Children: Screen for inhibitors every 5 exposure days until 20 exposure days, every 10 exposure days between 21 to 50 exposure days, and at a minimum of twice a year until 150 exposure days is reached.

Adults (with >150 exposure days apart from a 6 to 12 monthly review): Screen for inhibitors when suboptimal response occurs.

Pregnancy Risk Factor

C

Pregnancy Considerations

Animal reproduction studies have not been conducted. Factor IX concentrations do not change significantly in pregnant women with coagulation disorders and women with factor IX deficiency may be at increased risk of postpartum hemorrhage. Pregnant women should have clotting factors monitored, particularly at 28 and 34 weeks gestation and prior to invasive procedures. Prophylaxis may be needed if factor IX concentrations are <50 units/mL at term and treatment should continue for 3 to 5 days postpartum depending on route of delivery. Because parvovirus infection may cause hydrops fetalis or fetal death, a recombinant product is preferred if prophylaxis or treatment is needed. The neonate may also be at an increased risk of bleeding following delivery and should be tested for the coagulation disorder (Chi, 2012; Kadir, 2009; Lee, 2006).

Patient Education

• Discuss specific use of drug and side effects with patient as it relates to treatment. (HCAHPS: During this hospital stay, were you given any medicine that you had not taken before? Before giving you any new medicine, how often did hospital staff tell you what the medicine was for? How often did hospital staff describe possible side effects in a way you could understand?)
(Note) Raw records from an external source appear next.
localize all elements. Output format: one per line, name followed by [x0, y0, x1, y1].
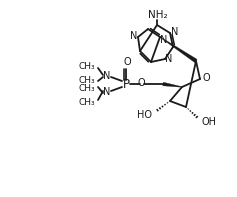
Text: N: N — [103, 71, 111, 81]
Text: O: O — [202, 73, 210, 83]
Text: N: N — [165, 54, 173, 64]
Text: CH₃: CH₃ — [79, 98, 95, 107]
Text: HO: HO — [137, 110, 152, 120]
Text: CH₃: CH₃ — [79, 61, 95, 71]
Text: CH₃: CH₃ — [79, 75, 95, 85]
Text: O: O — [137, 78, 145, 88]
Text: N: N — [130, 31, 138, 41]
Text: O: O — [123, 57, 131, 67]
Text: OH: OH — [201, 117, 217, 127]
Polygon shape — [160, 37, 197, 63]
Text: P: P — [123, 77, 129, 90]
Text: N: N — [160, 35, 168, 45]
Polygon shape — [163, 82, 182, 87]
Text: N: N — [171, 27, 179, 37]
Text: NH₂: NH₂ — [148, 10, 168, 20]
Text: N: N — [103, 87, 111, 97]
Text: CH₃: CH₃ — [79, 84, 95, 93]
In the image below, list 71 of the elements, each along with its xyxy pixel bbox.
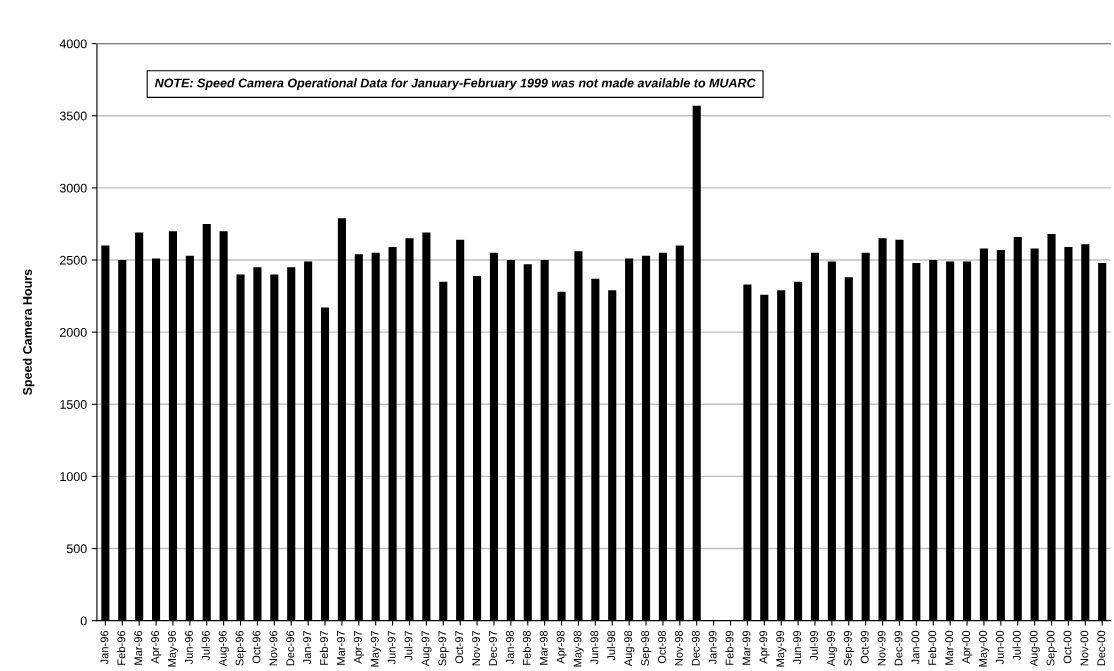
x-tick-label: Jun-96 (184, 630, 193, 665)
x-tick-label: Feb-98 (522, 630, 531, 665)
x-tick-label: Feb-99 (725, 630, 734, 665)
x-tick-label: Aug-99 (826, 630, 838, 667)
y-tick-label: 0 (80, 616, 87, 626)
x-tick-label: Apr-99 (759, 630, 770, 664)
x-tick-label: Feb-00 (928, 630, 937, 665)
y-tick-label: 1000 (60, 472, 87, 482)
x-tick-label: Aug-00 (1029, 630, 1040, 667)
annotation: NOTE: Speed Camera Operational Data for January-February 1999 was not made available to MUARC (154, 78, 756, 90)
x-tick-label: Oct-98 (658, 630, 666, 664)
x-tick-label: Dec-96 (286, 630, 295, 666)
x-tick-label: Nov-98 (674, 630, 683, 666)
x-tick-label: Mar-99 (742, 630, 751, 665)
x-tick-label: Jan-00 (911, 630, 920, 665)
x-tick-label: Mar-98 (539, 630, 548, 665)
x-tick-label: Dec-98 (691, 630, 700, 666)
x-tick-label: Sep-96 (235, 630, 246, 666)
x-tick-label: Jul-96 (201, 630, 210, 661)
x-tick-label: Oct-00 (1063, 630, 1072, 664)
x-tick-label: Apr-97 (353, 630, 364, 664)
y-tick-label: 2500 (60, 255, 87, 265)
x-tick-label: Apr-98 (556, 630, 567, 664)
x-tick-label: Jun-97 (387, 630, 396, 665)
x-tick-label: Jul-97 (404, 630, 413, 661)
x-tick-label: Jan-98 (505, 630, 514, 665)
x-tick-label: Nov-99 (877, 630, 886, 666)
x-tick-label: Apr-96 (151, 630, 162, 664)
x-tick-label: Sep-99 (843, 630, 854, 666)
x-tick-label: Jul-00 (1012, 630, 1021, 661)
x-tick-label: May-00 (979, 630, 990, 667)
x-tick-label: Jun-99 (793, 630, 802, 665)
x-tick-label: Sep-97 (438, 630, 449, 666)
x-tick-label: Sep-00 (1046, 630, 1057, 666)
x-tick-label: Jun-00 (995, 630, 1004, 665)
x-tick-label: Mar-00 (945, 630, 954, 665)
y-axis-title: Speed Camera Hours (22, 269, 35, 395)
x-tick-label: Jul-99 (809, 630, 818, 661)
x-tick-label: Jun-98 (590, 630, 599, 665)
x-tick-label: Dec-99 (894, 630, 903, 666)
x-tick-label: Aug-98 (624, 630, 635, 667)
x-tick-label: Mar-96 (134, 630, 143, 665)
x-tick-label: May-97 (370, 630, 381, 667)
y-tick-label: 1500 (60, 400, 87, 409)
x-tick-label: Dec-97 (489, 630, 497, 666)
x-tick-label: Oct-97 (455, 630, 464, 664)
x-tick-label: May-99 (776, 630, 787, 667)
x-tick-label: May-98 (573, 630, 584, 667)
y-tick-label: 500 (66, 544, 87, 554)
y-tick-label: 3500 (59, 111, 87, 121)
x-tick-label: May-96 (168, 630, 179, 667)
x-tick-label: Oct-99 (860, 630, 869, 664)
x-tick-label: Nov-96 (269, 630, 278, 666)
y-tick-label: 2000 (60, 327, 87, 337)
x-tick-label: Apr-00 (962, 630, 973, 664)
x-tick-label: Feb-96 (117, 630, 126, 665)
y-tick-label: 4000 (59, 39, 87, 49)
x-tick-label: Sep-98 (641, 630, 652, 666)
x-tick-label: Oct-96 (252, 630, 261, 664)
x-tick-label: Nov-00 (1080, 630, 1089, 666)
x-tick-label: Nov-97 (472, 630, 481, 666)
x-tick-label: Jul-98 (607, 630, 616, 661)
x-tick-label: Jan-97 (303, 630, 312, 665)
x-tick-label: Dec-00 (1097, 630, 1106, 666)
x-tick-label: Mar-97 (337, 630, 345, 665)
x-tick-label: Aug-96 (218, 630, 229, 667)
x-tick-label: Jan-96 (100, 630, 109, 665)
x-tick-label: Jan-99 (708, 630, 717, 665)
x-tick-label: Aug-97 (421, 630, 432, 667)
x-tick-label: Feb-97 (319, 630, 328, 665)
y-tick-label: 3000 (59, 183, 87, 193)
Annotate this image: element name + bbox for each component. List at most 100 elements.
• Patient may experience headache; nausea; vomiting; flushing; loss of strength and energy; tingling; injection site burning, stinging, or redness; injection site irritation; or chills. Have patient report immediately to prescriber signs of parvovirus B19 or hepatitis A infection (chills, severe fatigue, rhinorrhea, rash, joint pain, lack of appetite, nausea, vomiting, abdominal pain, or jaundice), signs of kidney problems (urinary retention, hematuria, change in amount of urine passed, or weight gain), signs of severe cerebrovascular disease (change in strength on one side is greater than the other, difficulty speaking or thinking, change in balance, or vision changes), signs of DVT (edema, warmth, numbness, change in color, or pain in the extremities), shortness of breath, severe dizziness, passing out, tachycardia, mouth discoloration, angina, or coughing up blood (HCAHPS).

• Educate patient about signs of a significant reaction (eg, wheezing; chest tightness; fever; itching; bad cough; blue skin color; seizures; or swelling of face, lips, tongue, or throat). Note: This is not a comprehensive list of all side effects. Patient should consult prescriber for additional questions.

Intended Use and Disclaimer: Should not be printed and given to patients. This information is intended to serve as a concise initial reference for healthcare professionals to use when discussing medications with a patient. You must ultimately rely on your own discretion, experience and judgment in diagnosing, treating and advising patients.